Six-Dimensional Localization of a Robotic Capsule Endoscope Using Magnetoquasistatic Field

This study presents a six-dimensional (6D) localization method and theoretical analysis for a robotic capsule endoscope (RCE). Herein, the challenge of implementing 6D localization for an RCE, with the simultaneous localization of 3D position and 3D orientation, is resolved using optimization with an induced magnetostatic field and RCE kinematics. The optimization is achieved using three transmitting coils (Txs) that are placed in a foundation bed to generate the magnetoquasistatic field and three orthogonal receiving coils (Rxs) that are embedded in the RCE, which is aligned with a capsule coordinate system (CCS), to detect the magnetoquasistatic field.
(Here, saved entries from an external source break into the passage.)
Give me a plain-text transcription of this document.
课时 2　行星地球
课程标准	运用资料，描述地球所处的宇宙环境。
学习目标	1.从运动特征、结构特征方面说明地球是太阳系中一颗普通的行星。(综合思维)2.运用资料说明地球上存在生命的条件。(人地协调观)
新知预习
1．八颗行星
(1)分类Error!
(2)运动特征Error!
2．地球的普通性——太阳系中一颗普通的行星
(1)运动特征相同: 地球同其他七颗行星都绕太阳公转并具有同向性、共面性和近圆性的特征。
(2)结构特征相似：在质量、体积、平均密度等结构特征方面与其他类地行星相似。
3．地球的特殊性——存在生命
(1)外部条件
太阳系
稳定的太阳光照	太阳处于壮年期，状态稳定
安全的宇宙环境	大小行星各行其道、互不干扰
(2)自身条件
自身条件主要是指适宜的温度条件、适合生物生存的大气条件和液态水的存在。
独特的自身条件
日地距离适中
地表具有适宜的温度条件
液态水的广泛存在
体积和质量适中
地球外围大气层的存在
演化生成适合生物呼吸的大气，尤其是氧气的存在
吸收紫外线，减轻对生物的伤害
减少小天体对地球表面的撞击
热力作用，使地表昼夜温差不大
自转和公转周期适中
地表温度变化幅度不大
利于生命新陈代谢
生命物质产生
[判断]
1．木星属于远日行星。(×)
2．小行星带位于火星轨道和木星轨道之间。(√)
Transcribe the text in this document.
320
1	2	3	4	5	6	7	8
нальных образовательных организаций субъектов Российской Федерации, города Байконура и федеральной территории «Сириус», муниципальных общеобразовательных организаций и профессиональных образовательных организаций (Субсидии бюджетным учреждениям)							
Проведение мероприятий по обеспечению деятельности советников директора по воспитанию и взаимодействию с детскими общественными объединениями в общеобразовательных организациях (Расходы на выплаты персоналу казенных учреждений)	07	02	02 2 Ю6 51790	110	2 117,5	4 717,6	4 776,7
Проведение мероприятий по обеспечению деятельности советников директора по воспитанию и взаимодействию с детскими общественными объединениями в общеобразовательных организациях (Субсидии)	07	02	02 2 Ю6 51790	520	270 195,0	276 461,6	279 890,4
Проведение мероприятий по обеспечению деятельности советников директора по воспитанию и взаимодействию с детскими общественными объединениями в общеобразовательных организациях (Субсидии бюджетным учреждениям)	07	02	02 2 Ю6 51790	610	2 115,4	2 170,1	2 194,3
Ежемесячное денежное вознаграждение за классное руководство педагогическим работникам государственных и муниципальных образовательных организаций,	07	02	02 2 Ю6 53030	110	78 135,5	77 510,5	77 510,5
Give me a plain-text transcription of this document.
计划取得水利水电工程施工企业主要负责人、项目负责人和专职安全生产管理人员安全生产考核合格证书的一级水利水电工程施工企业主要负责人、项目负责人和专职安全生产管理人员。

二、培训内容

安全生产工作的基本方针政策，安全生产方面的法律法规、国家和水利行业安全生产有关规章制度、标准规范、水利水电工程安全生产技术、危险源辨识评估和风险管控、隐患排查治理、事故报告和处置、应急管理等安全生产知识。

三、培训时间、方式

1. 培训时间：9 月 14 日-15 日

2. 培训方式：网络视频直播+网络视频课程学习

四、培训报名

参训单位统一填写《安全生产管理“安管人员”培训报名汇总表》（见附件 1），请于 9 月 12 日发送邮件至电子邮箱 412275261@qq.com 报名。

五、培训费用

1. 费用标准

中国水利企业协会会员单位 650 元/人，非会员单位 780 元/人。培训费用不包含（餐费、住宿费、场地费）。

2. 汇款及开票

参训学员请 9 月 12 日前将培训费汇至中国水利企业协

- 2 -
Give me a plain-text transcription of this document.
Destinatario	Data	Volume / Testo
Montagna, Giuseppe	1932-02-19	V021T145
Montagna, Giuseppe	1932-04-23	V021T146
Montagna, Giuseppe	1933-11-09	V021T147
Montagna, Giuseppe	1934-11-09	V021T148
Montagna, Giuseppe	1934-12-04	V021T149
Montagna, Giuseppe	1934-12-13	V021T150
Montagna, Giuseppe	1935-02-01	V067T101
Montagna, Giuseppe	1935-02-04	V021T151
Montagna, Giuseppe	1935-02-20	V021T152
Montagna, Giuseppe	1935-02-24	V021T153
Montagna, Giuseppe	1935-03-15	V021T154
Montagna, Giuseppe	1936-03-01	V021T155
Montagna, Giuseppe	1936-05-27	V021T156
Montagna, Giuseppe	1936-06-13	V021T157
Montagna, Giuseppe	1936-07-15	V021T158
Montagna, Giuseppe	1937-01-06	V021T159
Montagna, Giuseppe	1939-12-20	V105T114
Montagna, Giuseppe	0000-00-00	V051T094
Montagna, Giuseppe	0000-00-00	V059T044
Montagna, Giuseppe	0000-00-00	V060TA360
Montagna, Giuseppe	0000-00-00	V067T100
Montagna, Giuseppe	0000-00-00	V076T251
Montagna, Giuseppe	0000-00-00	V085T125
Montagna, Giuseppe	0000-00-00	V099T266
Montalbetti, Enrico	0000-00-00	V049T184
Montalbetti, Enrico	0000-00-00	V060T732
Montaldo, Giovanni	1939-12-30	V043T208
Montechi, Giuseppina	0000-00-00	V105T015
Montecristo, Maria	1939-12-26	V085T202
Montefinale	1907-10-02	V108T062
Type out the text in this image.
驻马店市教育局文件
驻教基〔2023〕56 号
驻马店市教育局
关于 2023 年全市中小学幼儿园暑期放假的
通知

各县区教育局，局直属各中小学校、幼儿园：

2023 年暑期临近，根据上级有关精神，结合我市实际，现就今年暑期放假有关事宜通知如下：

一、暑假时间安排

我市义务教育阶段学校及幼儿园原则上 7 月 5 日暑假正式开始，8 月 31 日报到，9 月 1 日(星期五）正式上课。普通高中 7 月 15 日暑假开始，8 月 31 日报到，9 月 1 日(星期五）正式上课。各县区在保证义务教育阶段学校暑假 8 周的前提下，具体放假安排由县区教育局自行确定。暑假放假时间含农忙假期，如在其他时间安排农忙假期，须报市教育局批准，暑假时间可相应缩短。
For the 3D position estimation, a nonlinear net magnetic field model is linearized, and a polynomial equation optimization is formulated. The local existence and uniqueness of the solution in the region of interest (ROI) are proved based on the model and simulation. For the 3D orientation estimation, a rotation matrix describing the RCE orientation is computed using the measured magnetic field at the three orthogonal Rxs, and the orthogonality of the rotation matrix is enhanced by using the polar coordinate decomposition. Both simulations and experiments verify the suitability of the proposed method. The maximum error for position and orientation are 1.68+/−0.76 mm and 1.74+/−1.06°, respectively, under a 5 Hz sampling rate in an applicable spherical ROI with a diameter of 10 cm.